I think it should be a part of standard library. I think management of coroutines in a specific order should be something that asyncio should provide (and it already partially does through priorityqueue).

alicederyn · April 16, 2024, 9:41am

I don’t disagree; however, it’s standard for new APIs and designs to be proven out externally before being accepted into Python, where the cost of mistakes is much higher.

mikeshardmind · April 16, 2024, 12:35pm

I’ve gone ahead and implemented and published a version of this that uses heapq. It can’t use the same logic as asyncio.Semaphore, but I didn’t constrain myself to creating a subclass of asyncio.Semaphore to implement it. It does provide a compatible API to be allowed to be used in a drop-in fashion, this meant placing the priority setting in a contextvar, which had other benefits.

This likely needs further thought though, as this is effectively a single priority for all PrioritySemaphores in that context. This seemed much more desirable in many of the cases I have as a library maintainer, as it allows setting a priority without exposing an internal library owned semaphore, but I could conceive of a few other ways to do this that are more closely connected to each individual semaphore. I decided that this was likely uneccessary.

it lives here for now (I may place some of this on pypi at some point granularly, but this is just a repo with various asyncio recipes that I believe are written well enough for others to use, and most of which I use myself in some fashion)

use looks something like:

sem = PrioritySemaphore(5)
...

with priority_context(10):  # set priority for the context, is reset when exiting, can be safely nested
    async with sem:
        # make prioritized network request here.

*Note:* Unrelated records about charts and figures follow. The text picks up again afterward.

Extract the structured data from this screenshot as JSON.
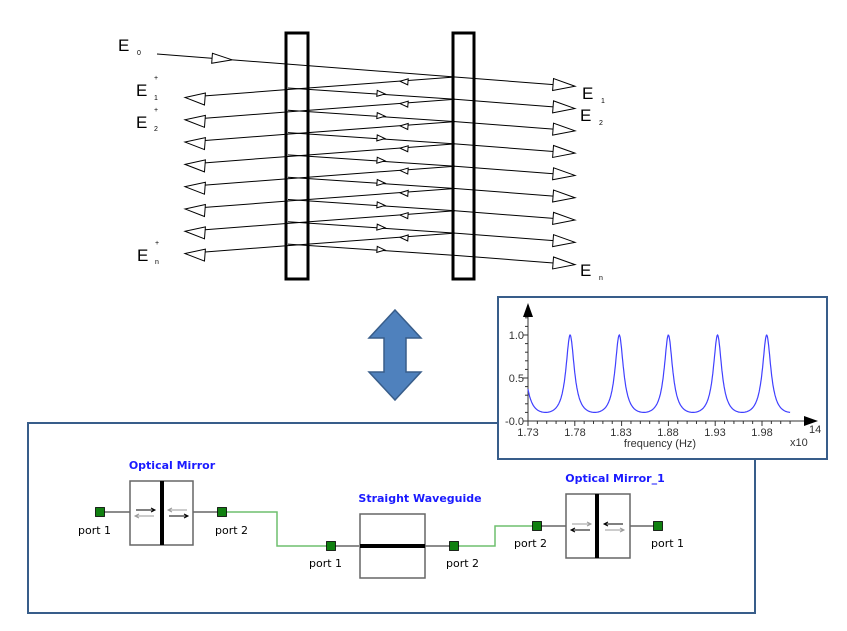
{
  "ray_diagram": {
    "input_label": {
      "main": "E",
      "sub": "0"
    },
    "reflected_labels": [
      {
        "main": "E",
        "sub": "1",
        "sup": "+"
      },
      {
        "main": "E",
        "sub": "2",
        "sup": "+"
      },
      {
        "main": "E",
        "sub": "n",
        "sup": "+"
      }
    ],
    "transmitted_labels": [
      {
        "main": "E",
        "sub": "1"
      },
      {
        "main": "E",
        "sub": "2"
      },
      {
        "main": "E",
        "sub": "n"
      }
    ],
    "bounce_count": 8
  },
  "equivalence_arrow": {
    "icon": "double-arrow-vertical-icon",
    "color": "#4f81bd"
  },
  "schematic": {
    "border_color": "#385d8a",
    "wire_color": "#6fbf6f",
    "port_color": "#108010",
    "title_color": "#1a1aff",
    "components": [
      {
        "title": "Optical Mirror",
        "left_port": "port 1",
        "right_port": "port 2"
      },
      {
        "title": "Straight Waveguide",
        "left_port": "port 1",
        "right_port": "port 2"
      },
      {
        "title": "Optical Mirror_1",
        "left_port": "port 2",
        "right_port": "port 1"
      }
    ]
  },
  "chart_data": {
    "type": "line",
    "title": "",
    "xlabel": "frequency (Hz)",
    "x_multiplier": "x10",
    "x_multiplier_exp": "14",
    "ylabel": "",
    "xlim": [
      1.73,
      2.01
    ],
    "ylim": [
      0.0,
      1.0
    ],
    "x_ticks": [
      "1.73",
      "1.78",
      "1.83",
      "1.88",
      "1.93",
      "1.98"
    ],
    "y_ticks": [
      "-0.0",
      "0.5",
      "1.0"
    ],
    "grid": false,
    "line_color": "#4040ff",
    "series": [
      {
        "peaks_x": [
          1.775,
          1.827,
          1.879,
          1.932,
          1.985
        ],
        "peak_y": 1.0,
        "min_y": 0.1,
        "start_y": 0.33
      }
    ]
  }
}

alicederyn · April 16, 2024, 2:18pm

I had the same thought about using a contextvar, FWIW Now all we need is for asyncio itself to support task prioritization…

mikeshardmind · April 16, 2024, 2:26pm

I think for it to be applied to tasks as a whole, you’d want something akin to a full os scheduler with priority being used for biased scheduling rather than strict priority ordering for completion. While I think something like this would be a good candidate for asyncio, this can be DIYed too as an event loop, event loop policy, and task factory.